Hayatında hiçbir kadında göremeyeceğini bildiği bir şekilde gülümsedi kadın. Dünyanın kabul , insanların tahammül edemeyeceği şekilde gülümsedi.

 -"Yes."

Yeniden yatağa yığıldı adam.Gözleri aynaya kenetlenmişti ve artık hiçbir şey umurunda değildi.

Artık hiçbir şeyin önemi kalmamıştı.

Ayağa kalktı kadın. Usulca adamın yanına oturdu. Başını adamın omzuna koydu.

Elleriyle gözlerini sildi adamın. Adam ise yalnızca aynaya bakıyordu. Sonsuza kadar burada , bu ayna karşısında , bu odada oturabilirdi.

Ama oturmayacaktı. Ayağa kalktı adam.

-"Anybody here?"

Kimse yoktu.

-"Yes."

Kimse yoktu.
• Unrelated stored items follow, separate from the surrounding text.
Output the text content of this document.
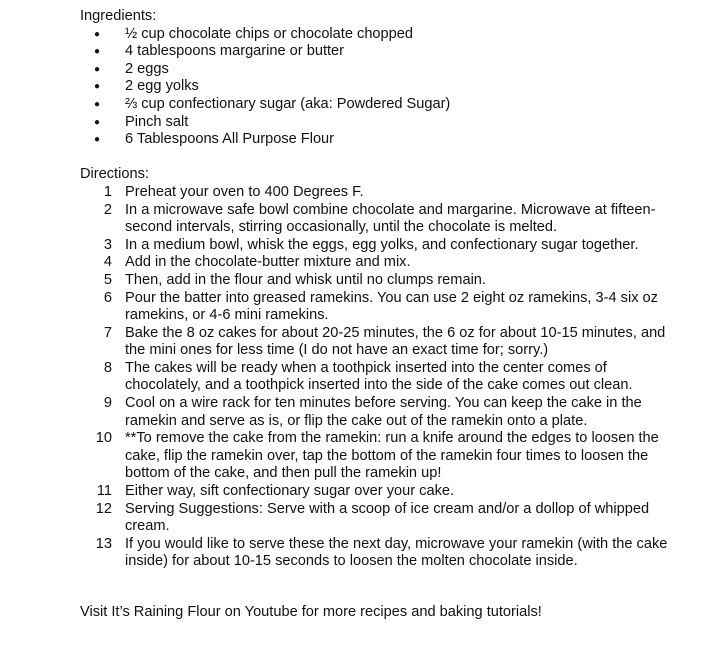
Ingredients:
● ½ cup chocolate chips or chocolate chopped
● 4 tablespoons margarine or butter
● 2 eggs
● 2 egg yolks
● ⅔ cup confectionary sugar (aka: Powdered Sugar)
● Pinch salt
● 6 Tablespoons All Purpose Flour
Directions:
1 Preheat your oven to 400 Degrees F.
2 In a microwave safe bowl combine chocolate and margarine. Microwave at fifteen-second intervals, stirring occasionally, until the chocolate is melted.
3 In a medium bowl, whisk the eggs, egg yolks, and confectionary sugar together.
4 Add in the chocolate-butter mixture and mix.
5 Then, add in the flour and whisk until no clumps remain.
6 Pour the batter into greased ramekins. You can use 2 eight oz ramekins, 3-4 six oz ramekins, or 4-6 mini ramekins.
7 Bake the 8 oz cakes for about 20-25 minutes, the 6 oz for about 10-15 minutes, and the mini ones for less time (I do not have an exact time for; sorry.)
8 The cakes will be ready when a toothpick inserted into the center comes of chocolately, and a toothpick inserted into the side of the cake comes out clean.
9 Cool on a wire rack for ten minutes before serving. You can keep the cake in the ramekin and serve as is, or flip the cake out of the ramekin onto a plate.
10 **To remove the cake from the ramekin: run a knife around the edges to loosen the cake, flip the ramekin over, tap the bottom of the ramekin four times to loosen the bottom of the cake, and then pull the ramekin up!
11 Either way, sift confectionary sugar over your cake.
12 Serving Suggestions: Serve with a scoop of ice cream and/or a dollop of whipped cream.
13 If you would like to serve these the next day, microwave your ramekin (with the cake inside) for about 10-15 seconds to loosen the molten chocolate inside.
Visit It’s Raining Flour on Youtube for more recipes and baking tutorials!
Olmamıştı , olmayacaktı.

Tekrar aynanın karşısına geçti adam. Kadın elleriyle yüzünü okşadı , gözyaşlarını sildi adamın.

 -"Yes."

Gözyaşları artık adamı terketmiş gibiydi. Kulağına eğildi kadın ve fısıldadı.

 -"Yes."

Ve adama sarıldı. Adam gözlerini aynadan ayırdı. Kadının tam kalbinin üzerinde atan kalbini hissetmemek istedi. Hayal olduğuna inanmak istiyordu.

 -"Yes!"

Ayağa kalktı adam. Yatağa gözlerini dikti. Cebinden bir not çıkardı ve notun içinden kurumuş bir çiçek sıyrılarak yastıklardan birinin üzerine düştü. Cebinden çıkardığı notu yatağın üzerine bıraktı.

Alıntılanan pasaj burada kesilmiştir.